Hooper v. Scheimer, 64 U.S. 23 How. 235 235 (1859)

Hooper v. Scheimer

64 U.S. (23 How.) 235


It is the settled doctrine of this Court, that no action of ejectment will lie on an entry made with the register and receiver of the land office, such being merely an equitable title, notwithstanding a state legislature may have provided otherwise by statute.

Page 64 U. S. 236

The law is only binding on the state courts, and has no force in the circuit courts of the Union.

It is also the settled doctrine of this Court that a patent carries the fee, and is the best title known to a court of law.

This was an ejectment brought by the Hoopers against Scheimer for an undivided one-fourth part of lots numbered one, two, three, four, five, six, seven, eight, nine, ten, eleven, and twelve, in block numbered ten, in that part of the City of Little Rock lying east of the Quapaw Line, and known as Governor Pope's Addition, and are embraced in the northwest fractional quarter of section number two, in township one north, range twelve west.

The plea was, not guilty &c., and upon the trial of the issue by a jury, a verdict for the defendant was returned, and he had judgment for costs.

The mode of bringing an ejectment in Arkansas is merely to state in the declaration that the plaintiff was entitled to the possession of the property and that the defendant entered upon it and ejected the plaintiff therefrom.

The Hoopers were the heirs of Cloyes, and claimed under his preemption, which has been mentioned more than once in these reports.

The defendant claimed under a patent embracing the lots in controversy, to the reading of which in evidence the plaintiffs objected on the ground that it was inoperative and void as to the said northwest fractional quarter on which said preemption had been established because said fractional quarter had been previously appropriated to the private use of said Nathan Cloyes, deceased, and that such patent had been issued without authority, in violation and without warrant of law, and for land not subject to be granted or patented; but the court overruled the objection and permitted the patent to be read, whereupon the plaintiffs excepted.

There was other evidence on both sides given upon the trial, but it is not necessary to mention it in this report.

After the evidence was finished, the plaintiffs offered two

Page 64 U. S. 237

prayers to the court, the purport of which was to declare the patent inoperative and void, which prayers were refused. The defendant offered five which were granted, of which it is only necessary in this report to notice the two following.

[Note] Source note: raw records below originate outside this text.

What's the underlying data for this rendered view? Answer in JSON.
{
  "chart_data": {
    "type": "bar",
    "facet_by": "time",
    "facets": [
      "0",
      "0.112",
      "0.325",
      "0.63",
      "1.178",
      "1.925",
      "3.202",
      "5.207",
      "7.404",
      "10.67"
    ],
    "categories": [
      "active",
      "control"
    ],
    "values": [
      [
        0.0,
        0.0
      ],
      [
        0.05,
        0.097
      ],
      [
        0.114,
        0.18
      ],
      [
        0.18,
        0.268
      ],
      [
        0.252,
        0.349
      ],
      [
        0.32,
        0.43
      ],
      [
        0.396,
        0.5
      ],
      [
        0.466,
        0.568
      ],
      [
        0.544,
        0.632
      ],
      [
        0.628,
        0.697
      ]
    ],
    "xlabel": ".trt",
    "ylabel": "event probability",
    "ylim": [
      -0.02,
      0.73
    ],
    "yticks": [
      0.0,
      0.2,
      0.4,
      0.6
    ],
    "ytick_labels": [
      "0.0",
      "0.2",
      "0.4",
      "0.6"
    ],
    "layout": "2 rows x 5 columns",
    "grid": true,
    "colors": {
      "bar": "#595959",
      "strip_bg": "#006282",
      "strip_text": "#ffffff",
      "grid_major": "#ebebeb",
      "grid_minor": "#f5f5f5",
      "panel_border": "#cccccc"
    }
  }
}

1. The patent from the United States, conveying the fee to the northwest fractional quarter of section two, in township one north, of range twelve west, to the grantee therein named, dated 2 November, 1833, not appearing to be void, is a complete and paramount legal title, and must prevail in this action over the title of the plaintiffs and any equities that may exist between parties behind it can only be assisted and be made available in a court of chancery, but cannot affect the patent in this action, and if the jury believe that the undivided interest mentioned in the declaration is embraced in the patent as a portion of the said tract of land, the finding of the jury should be for the defendant.

2. That the action of ejectment is founded on the legal title, and the plaintiffs must recover on the strength of their own title; that a patent from the United States is a higher and better legal title, and must prevail in an action of ejectment over an entry with the register and receiver or a preemption right under the laws of the United States, notwithstanding the state statute may authorize an action of ejectment to be instituted on the latter and maintained against any person not holding under a superior title.